Teaching practice is central to the programme’s approach to teacher development and provides the students with an opportunity to develop their teaching and reflective skills within the classroom. All students are provided with invaluable support from Professional Learning Community (PLC) facilitators and experienced mentors. A STEP student must complete the Teaching Practice components before they are recognised as a STEP teacher.
The teaching practice consists of several components:
Every student is allocated a mainstream school placement in London or the surrounding regions, where they have the opportunity to observe and deliver lessons in a number of mainly humanities-based subject areas. Mainstream school placements are one of the main ways students can gain insight into the reality of working with young people in a classroom setting. They will experience up to 80 days of teaching practice during their time at the IIS.
Students will have access to a school-based mentor who provides professional guidance and support in the development of their teaching practices. Throughout the teaching experience in mainstream schools and RECs, students are supported with formative observations and feedback on their teaching.

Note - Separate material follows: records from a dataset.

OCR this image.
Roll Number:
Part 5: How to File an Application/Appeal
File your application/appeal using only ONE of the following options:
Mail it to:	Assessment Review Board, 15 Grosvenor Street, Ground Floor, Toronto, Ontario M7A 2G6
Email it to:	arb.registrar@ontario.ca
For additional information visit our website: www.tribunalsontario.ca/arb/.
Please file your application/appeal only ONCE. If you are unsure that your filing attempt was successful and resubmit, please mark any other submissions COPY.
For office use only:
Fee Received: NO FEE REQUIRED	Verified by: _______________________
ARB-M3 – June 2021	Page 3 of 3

During the programme, students compile a Portfolio of Work to demonstrate their progress as teachers and reflective practitioners. The Portfolio will be a professional record of their teaching experience at a mainstream school, an Ismaili REC in the UK or Europe, and in their home context.
The Portfolio will allow participants to consolidate their MA and PGDip experiences and their integration with classroom practices, as well as provide a basis for writing their summative assignments and sustain their continued professional development.
There are further elements of STEP which are not part of the accredited modules for the MA and PGDip but an important and mandatory element of the programme in terms of preparing participants to return to their home countries and take up their posts as STEP teachers.
During the final term of the second year of study, all graduating students will receive sessions aimed to support their transition from full-time students to full time STEP teachers.
The IIS Secondary Curriculum adopts an approach to the study of Islam based on humanistic, civilisational and normative perspectives. It seeks to acquaint secondary students with the diverse and dynamic interplay of Islamic expressions – religious, social, cultural and material –that have become manifest in Muslim societies of the past and present.
Through this trip, students witness the contemporary use of sites of historical relevance, as well as the possibility to learn about structures in terms of secular and religious form and function.
This experiences provide students with a unique perspective in their approach to the delivery of the IIS’ Secondary Curriculum, in which the study of Muslim societies and civilisations is a crucial element.
Readings, orientation sessions and reflection will help students to evaluate and structure their experiences in a pedagogically informed manner and will gain a critical insight into the ways in which deep historical heritage relates to the formulation or construction of peoples' identities and practices.
This trip facilitates a deeper understanding of curricula content and the collection of relevant resources to teach it. It provides a holistic understanding of some of the historical content related to Muslim societies and civilisations that students will eventually bring to life in the classrooms.